Q: A variable line is drawn through O, to cut two fixed straight lines L1 and L2 in A1 and A2, respectively. A point A is taken on the variable line such that $\displaystyle \frac{m+n}{OA} = \frac{m}{OA_1} + \frac{n}{OA_2} $ . Show that the locus of A is a straight line passing through the point of intersection of L1 and L2 , where O is being the origin.

Sol. Let the variable line passing through the origin is

$\displaystyle \frac{x}{cos\theta} = \frac{y}{sin\theta} = r_i $ ….(i)

Let the equation of the line L1 is p1 x + q1 y = 1 …. (ii)

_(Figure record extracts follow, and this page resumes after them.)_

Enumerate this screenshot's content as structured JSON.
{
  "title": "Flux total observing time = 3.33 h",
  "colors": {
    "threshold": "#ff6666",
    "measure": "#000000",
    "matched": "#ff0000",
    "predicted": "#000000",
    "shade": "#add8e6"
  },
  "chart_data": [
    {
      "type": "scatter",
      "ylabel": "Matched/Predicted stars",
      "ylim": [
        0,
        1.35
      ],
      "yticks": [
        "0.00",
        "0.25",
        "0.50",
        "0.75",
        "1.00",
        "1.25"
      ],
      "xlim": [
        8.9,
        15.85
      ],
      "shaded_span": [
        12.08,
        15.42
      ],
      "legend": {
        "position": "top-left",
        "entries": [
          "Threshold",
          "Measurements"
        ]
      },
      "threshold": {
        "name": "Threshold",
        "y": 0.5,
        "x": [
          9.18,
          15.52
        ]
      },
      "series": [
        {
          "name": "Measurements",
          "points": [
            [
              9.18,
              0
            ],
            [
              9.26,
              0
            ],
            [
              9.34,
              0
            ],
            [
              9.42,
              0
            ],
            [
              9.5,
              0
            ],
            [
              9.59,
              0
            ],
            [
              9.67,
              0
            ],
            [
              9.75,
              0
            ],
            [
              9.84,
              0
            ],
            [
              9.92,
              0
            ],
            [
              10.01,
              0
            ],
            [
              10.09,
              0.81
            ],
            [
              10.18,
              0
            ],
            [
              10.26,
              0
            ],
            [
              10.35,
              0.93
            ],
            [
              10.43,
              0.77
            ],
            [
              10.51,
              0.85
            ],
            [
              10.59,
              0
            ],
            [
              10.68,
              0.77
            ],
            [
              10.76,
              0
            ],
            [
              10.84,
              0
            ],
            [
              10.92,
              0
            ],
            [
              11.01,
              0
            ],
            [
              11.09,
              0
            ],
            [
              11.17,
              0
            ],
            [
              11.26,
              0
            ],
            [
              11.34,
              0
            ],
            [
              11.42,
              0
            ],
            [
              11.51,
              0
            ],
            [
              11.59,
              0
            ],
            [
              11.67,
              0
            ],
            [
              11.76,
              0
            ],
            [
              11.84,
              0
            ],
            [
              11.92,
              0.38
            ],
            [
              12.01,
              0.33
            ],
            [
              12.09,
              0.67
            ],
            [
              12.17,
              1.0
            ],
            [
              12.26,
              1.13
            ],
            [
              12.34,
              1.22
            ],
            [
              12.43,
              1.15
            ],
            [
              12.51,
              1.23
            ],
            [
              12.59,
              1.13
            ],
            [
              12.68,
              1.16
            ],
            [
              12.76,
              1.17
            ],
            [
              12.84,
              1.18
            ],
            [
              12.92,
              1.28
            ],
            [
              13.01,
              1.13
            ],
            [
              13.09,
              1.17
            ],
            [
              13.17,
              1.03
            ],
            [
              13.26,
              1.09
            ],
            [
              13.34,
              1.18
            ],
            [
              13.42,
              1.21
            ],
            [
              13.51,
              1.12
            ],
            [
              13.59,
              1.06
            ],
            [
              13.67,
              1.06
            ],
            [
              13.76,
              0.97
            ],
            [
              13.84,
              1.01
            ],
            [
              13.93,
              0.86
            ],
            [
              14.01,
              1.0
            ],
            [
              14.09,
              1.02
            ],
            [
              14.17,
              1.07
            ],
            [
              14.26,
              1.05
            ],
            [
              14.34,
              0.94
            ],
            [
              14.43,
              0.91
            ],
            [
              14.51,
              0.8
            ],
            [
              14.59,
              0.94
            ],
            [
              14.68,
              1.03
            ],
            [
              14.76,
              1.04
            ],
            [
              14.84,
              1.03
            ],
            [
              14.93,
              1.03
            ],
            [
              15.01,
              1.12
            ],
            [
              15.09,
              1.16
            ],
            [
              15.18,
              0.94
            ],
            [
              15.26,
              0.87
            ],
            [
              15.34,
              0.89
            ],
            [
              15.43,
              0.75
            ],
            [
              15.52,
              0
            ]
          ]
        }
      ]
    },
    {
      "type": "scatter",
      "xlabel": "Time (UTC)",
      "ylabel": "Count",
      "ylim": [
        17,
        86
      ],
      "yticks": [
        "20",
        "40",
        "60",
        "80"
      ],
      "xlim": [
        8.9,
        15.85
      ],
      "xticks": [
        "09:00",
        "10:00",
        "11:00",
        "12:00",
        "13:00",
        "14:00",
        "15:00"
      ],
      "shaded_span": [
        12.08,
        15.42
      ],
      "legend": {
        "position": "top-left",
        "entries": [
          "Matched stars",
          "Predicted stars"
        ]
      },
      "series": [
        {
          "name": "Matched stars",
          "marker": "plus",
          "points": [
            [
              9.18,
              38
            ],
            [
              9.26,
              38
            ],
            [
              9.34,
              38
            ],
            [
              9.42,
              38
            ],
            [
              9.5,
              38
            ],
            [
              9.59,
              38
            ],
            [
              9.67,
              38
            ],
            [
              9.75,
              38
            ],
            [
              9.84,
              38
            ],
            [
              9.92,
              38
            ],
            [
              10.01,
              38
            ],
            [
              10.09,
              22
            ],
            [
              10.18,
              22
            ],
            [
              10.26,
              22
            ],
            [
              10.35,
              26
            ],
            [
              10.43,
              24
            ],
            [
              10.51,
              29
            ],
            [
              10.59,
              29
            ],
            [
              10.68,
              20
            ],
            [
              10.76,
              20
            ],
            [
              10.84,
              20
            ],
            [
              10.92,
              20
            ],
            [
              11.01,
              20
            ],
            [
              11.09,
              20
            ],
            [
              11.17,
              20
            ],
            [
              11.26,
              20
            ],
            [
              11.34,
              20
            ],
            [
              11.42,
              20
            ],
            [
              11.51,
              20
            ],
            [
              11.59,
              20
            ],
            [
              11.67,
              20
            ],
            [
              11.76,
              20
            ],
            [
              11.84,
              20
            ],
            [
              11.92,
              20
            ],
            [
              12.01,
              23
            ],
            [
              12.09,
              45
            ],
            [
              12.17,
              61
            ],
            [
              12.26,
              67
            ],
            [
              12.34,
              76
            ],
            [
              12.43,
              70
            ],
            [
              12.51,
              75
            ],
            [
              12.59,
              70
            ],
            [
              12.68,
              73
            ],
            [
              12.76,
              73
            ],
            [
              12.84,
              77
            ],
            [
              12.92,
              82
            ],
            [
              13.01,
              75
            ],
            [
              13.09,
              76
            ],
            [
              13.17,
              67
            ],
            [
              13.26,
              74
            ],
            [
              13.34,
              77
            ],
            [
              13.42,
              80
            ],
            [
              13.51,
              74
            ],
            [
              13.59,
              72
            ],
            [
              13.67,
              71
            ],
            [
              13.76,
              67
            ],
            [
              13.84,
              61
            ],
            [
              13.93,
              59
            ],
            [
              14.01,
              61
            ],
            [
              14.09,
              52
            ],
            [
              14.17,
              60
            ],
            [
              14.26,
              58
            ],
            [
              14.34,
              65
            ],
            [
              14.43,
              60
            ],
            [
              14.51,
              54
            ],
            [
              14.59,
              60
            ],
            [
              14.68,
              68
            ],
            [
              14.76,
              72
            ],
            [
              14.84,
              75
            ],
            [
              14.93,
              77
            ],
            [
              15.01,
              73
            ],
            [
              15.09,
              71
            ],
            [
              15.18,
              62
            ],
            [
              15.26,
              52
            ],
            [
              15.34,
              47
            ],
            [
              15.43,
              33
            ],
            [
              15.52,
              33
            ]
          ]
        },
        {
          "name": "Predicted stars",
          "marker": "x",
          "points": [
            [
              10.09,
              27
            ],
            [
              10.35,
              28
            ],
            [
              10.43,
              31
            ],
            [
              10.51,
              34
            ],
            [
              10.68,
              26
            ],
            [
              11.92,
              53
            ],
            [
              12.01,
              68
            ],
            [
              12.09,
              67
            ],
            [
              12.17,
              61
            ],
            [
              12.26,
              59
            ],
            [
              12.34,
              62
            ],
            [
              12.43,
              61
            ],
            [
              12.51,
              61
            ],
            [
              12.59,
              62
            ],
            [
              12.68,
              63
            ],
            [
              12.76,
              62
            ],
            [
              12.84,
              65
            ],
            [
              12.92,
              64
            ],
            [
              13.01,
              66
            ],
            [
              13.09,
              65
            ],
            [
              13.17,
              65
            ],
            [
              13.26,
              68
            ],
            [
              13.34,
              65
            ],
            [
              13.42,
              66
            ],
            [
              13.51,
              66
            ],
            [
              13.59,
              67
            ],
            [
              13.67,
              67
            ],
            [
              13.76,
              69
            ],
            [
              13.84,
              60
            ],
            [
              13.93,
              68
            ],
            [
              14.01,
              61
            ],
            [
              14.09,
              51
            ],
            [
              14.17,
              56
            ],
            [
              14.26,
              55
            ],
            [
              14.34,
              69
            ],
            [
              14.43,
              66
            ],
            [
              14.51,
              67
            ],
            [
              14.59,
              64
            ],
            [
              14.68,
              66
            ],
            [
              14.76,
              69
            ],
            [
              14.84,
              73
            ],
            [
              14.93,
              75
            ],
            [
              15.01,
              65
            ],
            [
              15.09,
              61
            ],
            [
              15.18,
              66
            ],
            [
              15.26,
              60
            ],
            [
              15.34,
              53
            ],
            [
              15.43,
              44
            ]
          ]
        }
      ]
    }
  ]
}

Equation of the line L2 is p2 x + q2 y = 1 …. (iii)

Let the variable line intersects the line (ii) at A1 and (iii) at A2

Let OA1 = r1

Then A1 = (r1 cosθ , r1 sinθ)

A1 lies on L1

$\displaystyle r_1 = OA_1 = \frac{1}{p_1 cos\theta + q_1 sin\theta}$

$\displaystyle r_2 = OA_2 = \frac{1}{p_2 cos\theta + q_2 sin\theta}$

Let OA = r

Let co-ordinate of A are (h, k)

(h, k) = (r cosθ , r sinθ)

$\displaystyle \frac{m+n}{OA} = \frac{m}{OA_1} + \frac{n}{OA_2} $

$\displaystyle \frac{m+n}{r} = \frac{m}{r_1} + \frac{n}{r_2} $

m + n = m (p1 rcosθ + q1 rsinθ ) + n(p2 rcosθ + q2 rsinθ)

(p1 h + q1 k – 1) + (n/m)(p2 h + q2 k – 1) = 0

Therefore, locus of A is (p1 x + q1 y -1) + (n/m)(p2 x + q2 y -1) = 0

L1 + λ L2 = 0 where λ = n/m

This is the equation of the line passing through the intersection of L1 and L2.